A pochi giorni dal 24° anniversario della strage di via D’Amelio, quel 19 luglio 1992 in cui la mafia uccise il giudice Paolo Borsellino e cinque agenti della scorta, l’associazione “Antimafia e Legalità” organizza la presentazione del libro del procuratore Sebastiano Ardita “Catania bene”, che si svolgerà venerdì 15 luglio alle ore 19:30 presso il giardino “Casa aranatu” di via Vittorio Emanuele III n. 207 a Belpasso. Ad intervistare l’autore il giornalista Luciano Mirone.
In “Catania bene. Storia di un modello mafioso che è diventato dominante” il procuratore Ardita, basandosi sulle esperienze maturate nel corso della sua lunga carriera da magistrato, ricostruisce la storia della mafia del capoluogo etneo, meno conosciuta di quella palermitana, ma ugualmente insidiosa e capace di stragi. Un viaggio nella Catania degli anni Ottanta, in cui il boss Nitto Santapaola ricorre alla fitta trama delle relazioni occulte che coinvolge politici, notabili, imprenditori, i quali trovano in lui il “migliore alleato” per cogestire l’ordine e gli affari.
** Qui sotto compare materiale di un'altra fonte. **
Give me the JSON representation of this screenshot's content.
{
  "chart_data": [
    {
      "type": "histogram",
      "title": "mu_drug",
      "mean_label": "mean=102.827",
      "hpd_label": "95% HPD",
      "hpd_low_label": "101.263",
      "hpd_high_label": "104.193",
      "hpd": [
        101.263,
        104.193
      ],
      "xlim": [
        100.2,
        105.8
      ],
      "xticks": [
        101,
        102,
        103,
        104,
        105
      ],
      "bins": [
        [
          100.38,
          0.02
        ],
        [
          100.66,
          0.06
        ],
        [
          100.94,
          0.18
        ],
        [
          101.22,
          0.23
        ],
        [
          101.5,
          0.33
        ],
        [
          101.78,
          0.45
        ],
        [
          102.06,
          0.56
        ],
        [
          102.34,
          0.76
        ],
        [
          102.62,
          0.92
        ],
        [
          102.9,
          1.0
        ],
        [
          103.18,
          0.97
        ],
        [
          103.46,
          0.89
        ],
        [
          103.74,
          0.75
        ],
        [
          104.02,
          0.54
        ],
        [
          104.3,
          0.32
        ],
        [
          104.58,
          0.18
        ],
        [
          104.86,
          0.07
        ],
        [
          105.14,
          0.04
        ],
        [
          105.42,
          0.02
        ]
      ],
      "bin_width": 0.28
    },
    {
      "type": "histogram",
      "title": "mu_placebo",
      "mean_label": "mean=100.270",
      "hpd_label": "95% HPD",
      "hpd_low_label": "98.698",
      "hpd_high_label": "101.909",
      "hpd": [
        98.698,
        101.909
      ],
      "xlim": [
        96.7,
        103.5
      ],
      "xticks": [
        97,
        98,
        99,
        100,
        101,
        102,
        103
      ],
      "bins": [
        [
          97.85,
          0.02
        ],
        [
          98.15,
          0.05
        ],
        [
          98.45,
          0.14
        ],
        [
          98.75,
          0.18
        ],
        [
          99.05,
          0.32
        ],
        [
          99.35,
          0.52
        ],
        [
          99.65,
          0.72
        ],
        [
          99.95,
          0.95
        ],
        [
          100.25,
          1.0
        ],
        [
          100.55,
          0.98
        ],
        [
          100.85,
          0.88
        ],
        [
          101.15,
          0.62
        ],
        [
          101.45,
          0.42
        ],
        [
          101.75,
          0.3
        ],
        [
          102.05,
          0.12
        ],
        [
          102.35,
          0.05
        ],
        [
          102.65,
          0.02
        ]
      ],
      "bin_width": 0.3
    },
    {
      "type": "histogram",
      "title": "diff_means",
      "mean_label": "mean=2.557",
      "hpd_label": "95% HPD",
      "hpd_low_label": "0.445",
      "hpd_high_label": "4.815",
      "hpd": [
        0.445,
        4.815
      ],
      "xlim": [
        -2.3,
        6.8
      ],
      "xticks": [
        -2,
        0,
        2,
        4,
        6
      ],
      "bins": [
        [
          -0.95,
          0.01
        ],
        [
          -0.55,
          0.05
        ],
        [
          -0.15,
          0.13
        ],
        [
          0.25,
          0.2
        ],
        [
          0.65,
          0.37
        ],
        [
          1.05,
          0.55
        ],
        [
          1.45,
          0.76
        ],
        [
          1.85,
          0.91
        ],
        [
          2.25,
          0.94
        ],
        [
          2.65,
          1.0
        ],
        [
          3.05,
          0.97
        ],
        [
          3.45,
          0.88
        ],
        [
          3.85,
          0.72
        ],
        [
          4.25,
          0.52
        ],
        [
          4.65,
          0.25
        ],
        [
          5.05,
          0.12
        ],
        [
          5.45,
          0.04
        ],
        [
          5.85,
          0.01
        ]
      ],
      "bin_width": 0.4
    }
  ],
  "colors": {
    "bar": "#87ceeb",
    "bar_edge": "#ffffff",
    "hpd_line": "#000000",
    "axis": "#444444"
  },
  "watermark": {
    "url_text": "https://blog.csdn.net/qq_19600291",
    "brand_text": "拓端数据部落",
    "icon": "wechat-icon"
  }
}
Quella di venerdì 15 luglio sarà l’occasione per parlare della Catania di ieri e la Catania di oggi, della mafia “politica”, della mafia eversiva che commette le stragi di Capaci e di via D’Amelio, dei servizi segreti deviati e della Trattativa Stato-mafia, avvalendosi dell’esperienza di chi per anni si è occupato di criminalità organizzata di tipo mafioso, di inchieste per reati contro la pubblica amministrazione e di infiltrazioni mafiose nei pubblici appalti. L’autore Sebastiano Ardita ricopre attualmente il ruolo di procuratore aggiunto della Procura della Repubblica di Messina, ma è stato anche componente della Direzione Distrettuale Antimafia, consulente a tempo pieno della Commissione Parlamentare Antimafia e direttore generale della direzione detenuti e trattamento nel Ministero della Giustizia.
«La mafia di oggi – scrive Ardita – parla la lingua della famiglia dei catanesi. La sua interpretazione della leadership di Cosa nostra, fatta di relazioni istituzionali, di azioni sottotraccia, di investimenti, non è affatto espressione di una linea morbida. Si tratta – seguita Ardita – di un modello pericolosissimo di governo criminale che sa essere spietato, ma anche politico e strategico e quindi duraturo».